Tiger sharks journey thousands of miles to find their dates in exotic locations, a new research that documents the longest tiger shark track suggests.

One tiger shark, named Harry Lindo, travelled more than 44,000 km (27,000 miles), the longest track distance documented for a tiger shark, the study said.

"It is truly remarkable," said the study author Guy Harvey, a renowned fisheries ecologist.

The study was led by co-first authors James Lea and Brad Wetherbee and senior author Mahmood Shivji from the Nova Southeastern University's (NSU) Guy Harvey Research Institute in Florida.

Tiger sharks are among the largest and most recognisable sharks on the planet, yet many of their habits remain mysterious because they are long-distance travelers that are hard to track.

For this project, the tags the team attached to sharks near Bermuda lasted in many cases more than two years, and in some cases more than three years, sending satellite position data each time an animal surfaced.

Long believed to be mainly a coastal species, the tiger sharks, in fact, made more than 7,500 km, round-trip journeys every year between two vastly different ecosystems -- the coral reefs of the Caribbean and the open waters of the mid-North Atlantic, the study showed.

The researchers were able to show that adult male tiger sharks in the Atlantic repeatedly spend their winters in Caribbean island locales including the Bahamas, Turks and Caicos Islands and Anguilla.

Then, during summers, they travel far into the North Atlantic, often more than 3,500 km and as far north as Connecticut, though well offshore in nearly the middle of the ocean.

What makes the tiger sharks so committed to particular areas is still an open question.
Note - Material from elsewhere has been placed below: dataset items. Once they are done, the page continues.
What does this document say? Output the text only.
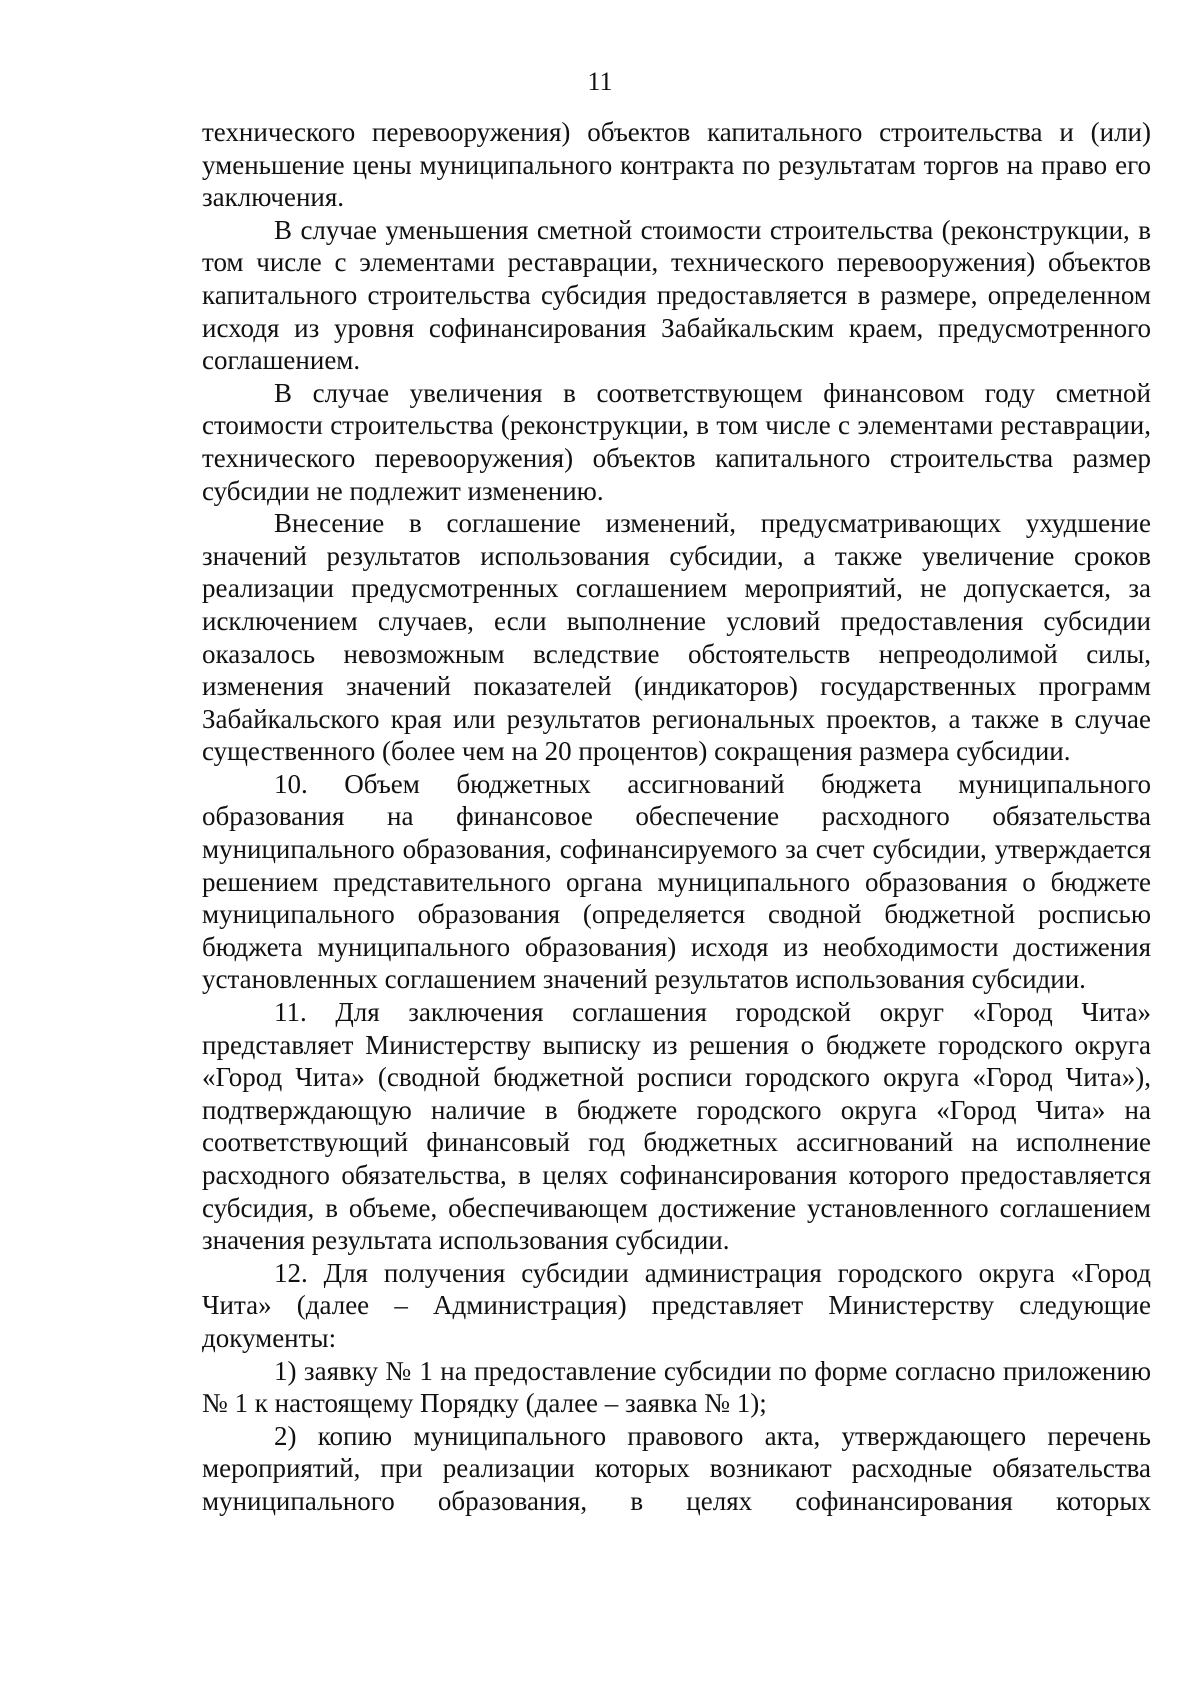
11

технического перевооружения) объектов капитального строительства и (или) уменьшение цены муниципального контракта по результатам торгов на право его заключения.

В случае уменьшения сметной стоимости строительства (реконструкции, в том числе с элементами реставрации, технического перевооружения) объектов капитального строительства субсидия предоставляется в размере, определенном исходя из уровня софинансирования Забайкальским краем, предусмотренного соглашением.

В случае увеличения в соответствующем финансовом году сметной стоимости строительства (реконструкции, в том числе с элементами реставрации, технического перевооружения) объектов капитального строительства размер субсидии не подлежит изменению.

Внесение в соглашение изменений, предусматривающих ухудшение значений результатов использования субсидии, а также увеличение сроков реализации предусмотренных соглашением мероприятий, не допускается, за исключением случаев, если выполнение условий предоставления субсидии оказалось невозможным вследствие обстоятельств непреодолимой силы, изменения значений показателей (индикаторов) государственных программ Забайкальского края или результатов региональных проектов, а также в случае существенного (более чем на 20 процентов) сокращения размера субсидии.

10. Объем бюджетных ассигнований бюджета муниципального образования на финансовое обеспечение расходного обязательства муниципального образования, софинансируемого за счет субсидии, утверждается решением представительного органа муниципального образования о бюджете муниципального образования (определяется сводной бюджетной росписью бюджета муниципального образования) исходя из необходимости достижения установленных соглашением значений результатов использования субсидии.

11. Для заключения соглашения городской округ «Город Чита» представляет Министерству выписку из решения о бюджете городского округа «Город Чита» (сводной бюджетной росписи городского округа «Город Чита»), подтверждающую наличие в бюджете городского округа «Город Чита» на соответствующий финансовый год бюджетных ассигнований на исполнение расходного обязательства, в целях софинансирования которого предоставляется субсидия, в объеме, обеспечивающем достижение установленного соглашением значения результата использования субсидии.

12. Для получения субсидии администрация городского округа «Город Чита» (далее – Администрация) представляет Министерству следующие документы:

1) заявку № 1 на предоставление субсидии по форме согласно приложению № 1 к настоящему Порядку (далее – заявка № 1);

2) копию муниципального правового акта, утверждающего перечень мероприятий, при реализации которых возникают расходные обязательства муниципального образования, в целях софинансирования которых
At the south end, the story may be fairly simple.

Female tiger sharks are common in the Caribbean in winters, so the Caribbean may just be the best place for male tiger sharks to find dates, although this is just an educated guess, the study said.

Why they go so far north is more complicated.

"There's got to be something really good up there to make the sharks undertake such massive, repeated swims, but exactly what is a puzzle," Shivji said.